Carpenter wants to make the organ a mainstream instrument. At least, he wants to be part of the classical music mainstream, and he looks to be well on his way. He’s got two Kennedy Center appearances this fall: In addition to the solo recital, he’ll appear with the National Symphony Orchestra at its season-opening gala on Sept. 29. Before that, he will perform at the Berliner Philharmonie; after that, he is to record his first album for his new label, Sony, which will release it next spring.
As Carpenter sees it, the biggest impediment for an organ soloist is dependency on an instrument: Not every concert hall has an organ, and not every organ is good. “Modern major management is not equipped to deal with churches,” Carpenter said from his home in Berlin last month. He’s got his own predictably idiosyncratic solution. Just after his Kennedy Center concert, he’ll fly to Massachusetts to get his brand-new, specially built, half-million-dollar touring organ, which will enable him to perform anywhere in the world. “All I actually want,” Carpenter says, “is to perform on the same instrument on which I practice.”

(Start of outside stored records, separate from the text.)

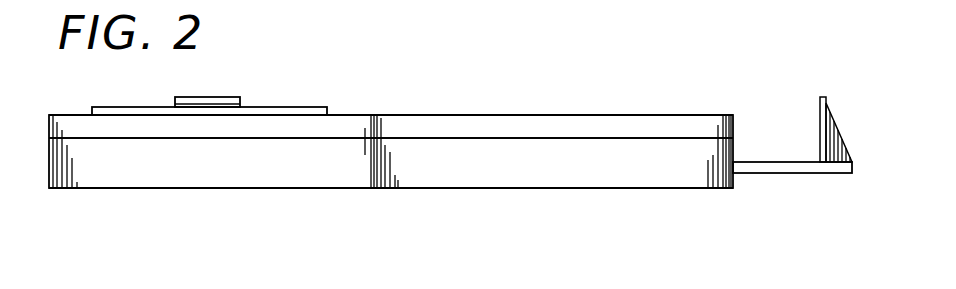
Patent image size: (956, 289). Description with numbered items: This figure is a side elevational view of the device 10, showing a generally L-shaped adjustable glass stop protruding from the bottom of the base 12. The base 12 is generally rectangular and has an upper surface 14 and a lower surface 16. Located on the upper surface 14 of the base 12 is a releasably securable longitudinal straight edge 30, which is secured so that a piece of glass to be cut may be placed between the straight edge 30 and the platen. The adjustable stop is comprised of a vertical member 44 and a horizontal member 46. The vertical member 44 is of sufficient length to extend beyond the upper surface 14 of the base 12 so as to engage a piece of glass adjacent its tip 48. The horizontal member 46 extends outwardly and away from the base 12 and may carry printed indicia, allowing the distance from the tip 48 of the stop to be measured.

The device 10 is at (345, 194).
The base 12 is at (442, 163).
The upper surface 14 is at (493, 115).
The lower surface 16 is at (260, 190).
The straight edge 30 is at (303, 106).
The vertical member 44 is at (832, 110).
The horizontal member 46 is at (775, 177).
The tip 48 is at (818, 110).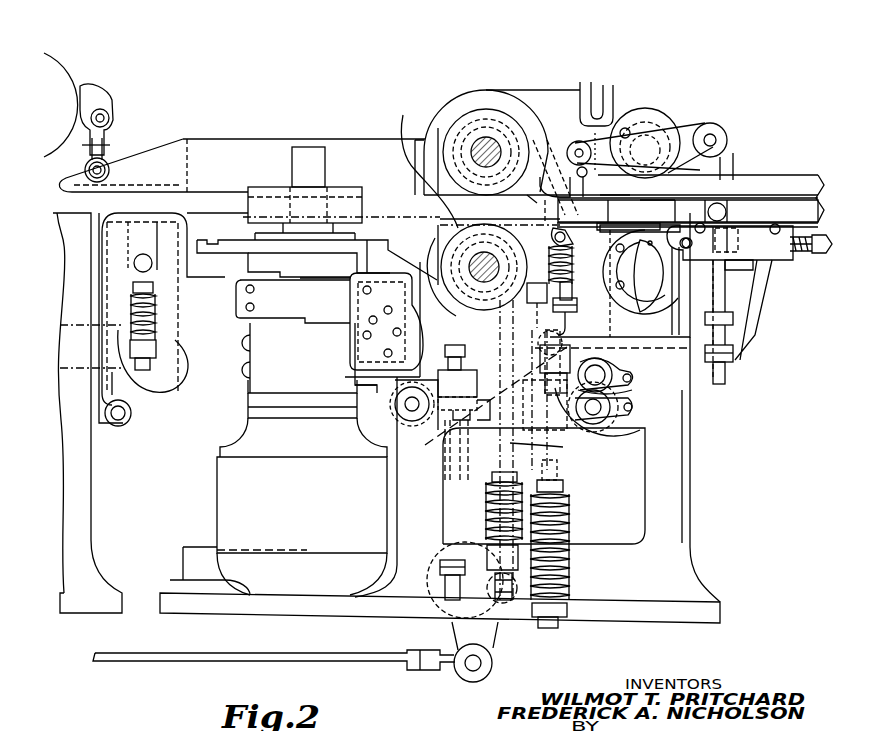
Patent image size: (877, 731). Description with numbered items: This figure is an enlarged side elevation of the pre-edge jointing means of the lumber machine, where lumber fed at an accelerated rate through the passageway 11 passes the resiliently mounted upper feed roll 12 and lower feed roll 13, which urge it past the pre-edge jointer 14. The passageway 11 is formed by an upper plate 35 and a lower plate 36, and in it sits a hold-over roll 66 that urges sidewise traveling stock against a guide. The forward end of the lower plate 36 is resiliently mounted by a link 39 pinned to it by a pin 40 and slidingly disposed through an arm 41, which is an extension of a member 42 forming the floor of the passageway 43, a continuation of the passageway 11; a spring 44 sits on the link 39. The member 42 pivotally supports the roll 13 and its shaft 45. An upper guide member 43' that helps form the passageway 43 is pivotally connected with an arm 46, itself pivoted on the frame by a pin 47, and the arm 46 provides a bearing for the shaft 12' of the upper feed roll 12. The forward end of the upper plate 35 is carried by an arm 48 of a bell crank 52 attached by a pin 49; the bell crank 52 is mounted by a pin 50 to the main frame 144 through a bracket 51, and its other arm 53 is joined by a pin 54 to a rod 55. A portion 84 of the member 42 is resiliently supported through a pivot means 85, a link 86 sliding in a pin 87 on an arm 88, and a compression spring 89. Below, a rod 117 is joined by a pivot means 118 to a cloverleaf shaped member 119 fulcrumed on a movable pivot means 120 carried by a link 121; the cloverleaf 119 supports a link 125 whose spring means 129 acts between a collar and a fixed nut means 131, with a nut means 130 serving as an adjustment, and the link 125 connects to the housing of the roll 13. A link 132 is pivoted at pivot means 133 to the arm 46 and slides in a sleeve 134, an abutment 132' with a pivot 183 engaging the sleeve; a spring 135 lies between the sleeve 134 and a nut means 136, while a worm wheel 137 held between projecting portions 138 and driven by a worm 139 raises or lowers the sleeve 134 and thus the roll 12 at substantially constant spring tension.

The passageway 11 is at (570, 211).
The upper feed roll 12 is at (502, 120).
The shaft of the upper feed roll 12' is at (490, 116).
The lower feed roll 13 is at (425, 159).
The pre-edge jointer 14 is at (338, 186).
The upper plate 35 is at (745, 200).
The lower plate 36 is at (592, 221).
The link 39 is at (570, 306).
The pin 40 is at (570, 256).
The arm 41 is at (542, 295).
The member 42 is at (215, 268).
The passageway 43 is at (217, 186).
The upper guide member 43' is at (242, 152).
The spring 44 is at (566, 268).
The shaft 45 is at (466, 281).
The arm 46 is at (545, 100).
The pin 47 is at (655, 135).
The arm of bell crank 48 is at (607, 147).
The pin 49 is at (575, 150).
The pin 50 is at (712, 142).
The bracket 51 is at (637, 125).
The bell crank 52 is at (703, 130).
The arm of bell crank 53 is at (720, 167).
The pin 54 is at (708, 212).
The rod 55 is at (774, 208).
The hold-over roll 66 is at (662, 210).
The portion of member 42 84 is at (150, 272).
The pivot means 85 is at (150, 307).
The link 86 is at (153, 330).
The pin 87 is at (153, 352).
The arm 88 is at (117, 367).
The compression spring 89 is at (135, 311).
The rod 117 is at (317, 654).
The pivot means 118 is at (482, 664).
The cloverleaf shaped member 119 is at (493, 633).
The movable pivot means 120 is at (450, 573).
The link 121 is at (447, 483).
The link 125 is at (530, 458).
The spring means 129 is at (485, 545).
The nut means 130 is at (488, 595).
The nut means 131 is at (553, 477).
The link 132 is at (555, 264).
The abutment 132' is at (522, 368).
The pivot means 133 is at (533, 153).
The sleeve 134 is at (628, 424).
The spring 135 is at (568, 531).
The nut means 136 is at (560, 627).
The worm wheel 137 is at (635, 383).
The projecting portions 138 is at (450, 430).
The worm 139 is at (633, 393).
The main frame 144 is at (690, 572).
The pivot 183 is at (548, 342).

Why is this controversial? Because Carpenter’s traveling organ is digital. The organ tradition as we see it today centers on the “king of instruments,” the pipe organ, each one site-specific, each one slightly different, each costing millions of dollars (the price tag on the Kennedy Center’s was $2 million). Digital organs, by contrast, are seen as soulless, impersonal. Carpenter begs to differ. In his view, organs have always been on the cutting edge of technology, and the way that the sound is generated — digitally or acoustically — is less important than how the instrument is played — all the more so since the organ is the only instrument with no direct relationship between the level of sound and the player’s physical stamina.
“At some point, the relationship between the idea of the organ and the reality of the organ got inverted,” he says. When “the organ, the instrument, became the point, rather than the performer or the music . . . we [started having] to beg or apologize for the organ as something that deserves attention.”